Виктор Мабаша удивился — винтовка была необычайно легкая. Но, вскинув ее к плечу, он почувствовал, что центр тяжести хорошо сбалансирован.

— Какие боеприпасы? — спросил он.

— Суперпластик, — ответил Коноваленко. — Спецвариант классического образца, с заостренной головкой. Пуля полетит далеко и быстро. Заостренная модель легче преодолевает сопротивление воздуха.

Виктор Мабаша положил винтовку на стол и взял пистолет — девятимиллиметровый «глок-компакт». До сих пор он только читал об этом оружии в журналах, но в руках держал впервые.

— Думаю, здесь мы обойдемся стандартными патронами, — сказал Коноваленко. — Без нужды мудрить незачем.

— Винтовку надо пристрелять, — сказал Виктор. — А на это требуется время, если дистанция будет чуть не километр. Но где мы найдем восьмисотметровое стрельбище, чтоб без помех потренироваться?

— Здесь и найдем. Дом выбран не случайно.

— Кем выбран?

— Теми, кому это было поручено.

Виктор заметил, что Коноваленко раздражают вопросы, не имеющие прямого касательства к тому, что говорил он сам.

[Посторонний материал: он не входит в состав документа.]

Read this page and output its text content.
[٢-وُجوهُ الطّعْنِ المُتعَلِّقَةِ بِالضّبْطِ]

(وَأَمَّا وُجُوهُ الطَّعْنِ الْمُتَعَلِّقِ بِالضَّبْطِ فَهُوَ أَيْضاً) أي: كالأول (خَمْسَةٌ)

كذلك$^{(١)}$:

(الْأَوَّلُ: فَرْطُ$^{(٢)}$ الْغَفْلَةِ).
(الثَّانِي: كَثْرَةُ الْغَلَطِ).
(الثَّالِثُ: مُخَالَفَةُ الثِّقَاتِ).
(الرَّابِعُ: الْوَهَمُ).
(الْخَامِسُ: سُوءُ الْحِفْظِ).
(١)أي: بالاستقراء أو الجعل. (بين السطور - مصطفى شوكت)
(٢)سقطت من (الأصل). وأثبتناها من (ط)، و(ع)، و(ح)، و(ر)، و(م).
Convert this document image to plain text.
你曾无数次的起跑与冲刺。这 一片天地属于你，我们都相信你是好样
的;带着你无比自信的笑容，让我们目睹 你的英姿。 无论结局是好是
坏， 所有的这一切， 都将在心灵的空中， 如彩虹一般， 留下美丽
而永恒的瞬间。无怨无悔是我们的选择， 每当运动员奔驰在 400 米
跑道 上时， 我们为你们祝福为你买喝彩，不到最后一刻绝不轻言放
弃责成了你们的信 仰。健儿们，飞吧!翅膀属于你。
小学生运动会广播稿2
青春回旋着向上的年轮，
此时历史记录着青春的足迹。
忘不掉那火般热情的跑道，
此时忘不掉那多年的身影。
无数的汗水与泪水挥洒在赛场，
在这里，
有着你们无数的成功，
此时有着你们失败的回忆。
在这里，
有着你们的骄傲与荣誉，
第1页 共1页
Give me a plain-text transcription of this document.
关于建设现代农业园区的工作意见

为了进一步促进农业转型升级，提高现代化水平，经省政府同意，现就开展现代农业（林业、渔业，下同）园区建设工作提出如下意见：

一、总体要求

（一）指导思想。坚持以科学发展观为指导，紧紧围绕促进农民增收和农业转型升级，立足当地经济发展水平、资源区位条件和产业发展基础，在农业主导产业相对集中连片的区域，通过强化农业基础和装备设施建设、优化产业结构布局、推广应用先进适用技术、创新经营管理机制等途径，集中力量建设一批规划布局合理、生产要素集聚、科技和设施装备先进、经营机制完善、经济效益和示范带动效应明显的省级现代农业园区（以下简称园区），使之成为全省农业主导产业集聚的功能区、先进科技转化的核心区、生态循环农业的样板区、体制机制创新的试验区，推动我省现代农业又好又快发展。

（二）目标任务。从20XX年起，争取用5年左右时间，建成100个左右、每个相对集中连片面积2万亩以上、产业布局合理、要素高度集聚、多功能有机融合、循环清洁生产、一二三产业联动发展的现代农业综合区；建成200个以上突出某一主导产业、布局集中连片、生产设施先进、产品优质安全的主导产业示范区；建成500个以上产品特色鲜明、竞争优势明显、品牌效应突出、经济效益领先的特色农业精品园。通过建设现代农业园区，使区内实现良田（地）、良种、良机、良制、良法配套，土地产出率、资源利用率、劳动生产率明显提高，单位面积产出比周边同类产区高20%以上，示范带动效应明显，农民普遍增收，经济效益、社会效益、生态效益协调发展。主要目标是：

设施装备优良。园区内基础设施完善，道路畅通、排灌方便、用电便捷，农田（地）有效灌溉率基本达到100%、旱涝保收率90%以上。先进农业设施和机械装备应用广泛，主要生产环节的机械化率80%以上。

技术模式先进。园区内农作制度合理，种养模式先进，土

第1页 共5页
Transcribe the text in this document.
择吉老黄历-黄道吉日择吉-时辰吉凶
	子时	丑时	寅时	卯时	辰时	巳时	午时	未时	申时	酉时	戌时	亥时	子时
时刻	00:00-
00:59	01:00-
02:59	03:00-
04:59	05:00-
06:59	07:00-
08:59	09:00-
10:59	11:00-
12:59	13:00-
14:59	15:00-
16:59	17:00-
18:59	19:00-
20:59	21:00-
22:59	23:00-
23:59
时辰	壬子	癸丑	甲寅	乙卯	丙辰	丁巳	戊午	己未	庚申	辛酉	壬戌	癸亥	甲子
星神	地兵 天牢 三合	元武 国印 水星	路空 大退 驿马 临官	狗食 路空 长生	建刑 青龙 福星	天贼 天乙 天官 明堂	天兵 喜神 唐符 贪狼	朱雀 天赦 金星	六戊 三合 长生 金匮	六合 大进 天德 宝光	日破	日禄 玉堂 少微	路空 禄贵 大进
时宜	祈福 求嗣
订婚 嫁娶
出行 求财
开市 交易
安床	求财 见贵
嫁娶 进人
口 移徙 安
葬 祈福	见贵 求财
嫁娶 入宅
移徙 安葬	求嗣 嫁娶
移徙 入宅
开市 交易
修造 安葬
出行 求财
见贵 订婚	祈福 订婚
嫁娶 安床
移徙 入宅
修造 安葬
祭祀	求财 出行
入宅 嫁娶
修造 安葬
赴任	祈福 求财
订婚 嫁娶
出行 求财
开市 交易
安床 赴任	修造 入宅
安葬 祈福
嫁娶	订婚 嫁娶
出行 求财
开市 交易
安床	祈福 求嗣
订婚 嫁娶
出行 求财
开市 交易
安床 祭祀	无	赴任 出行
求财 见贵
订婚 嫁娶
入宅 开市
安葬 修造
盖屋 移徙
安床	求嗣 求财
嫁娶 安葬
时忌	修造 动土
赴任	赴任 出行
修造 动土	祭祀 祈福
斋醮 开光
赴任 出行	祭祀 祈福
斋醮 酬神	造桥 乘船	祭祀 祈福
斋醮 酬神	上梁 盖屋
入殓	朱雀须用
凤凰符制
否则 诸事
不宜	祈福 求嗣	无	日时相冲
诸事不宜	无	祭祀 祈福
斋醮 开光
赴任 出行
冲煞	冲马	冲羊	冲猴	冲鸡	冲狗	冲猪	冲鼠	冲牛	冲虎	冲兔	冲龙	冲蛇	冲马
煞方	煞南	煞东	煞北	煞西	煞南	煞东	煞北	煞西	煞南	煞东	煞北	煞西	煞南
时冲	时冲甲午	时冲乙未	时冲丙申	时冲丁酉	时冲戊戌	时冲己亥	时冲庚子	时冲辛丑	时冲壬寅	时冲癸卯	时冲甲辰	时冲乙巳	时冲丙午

— Поблизости никто не живет, — продолжал Коноваленко. — Вдобавок здесь всегда дует ветер. Так что никто нас не услышит. А сейчас давай-ка вернемся в гостиную. Прежде чем приступить к работе, надо по пунктам обговорить и прояснить все условия.

Они сели друг против друга в старые, обшарпанные кожаные кресла.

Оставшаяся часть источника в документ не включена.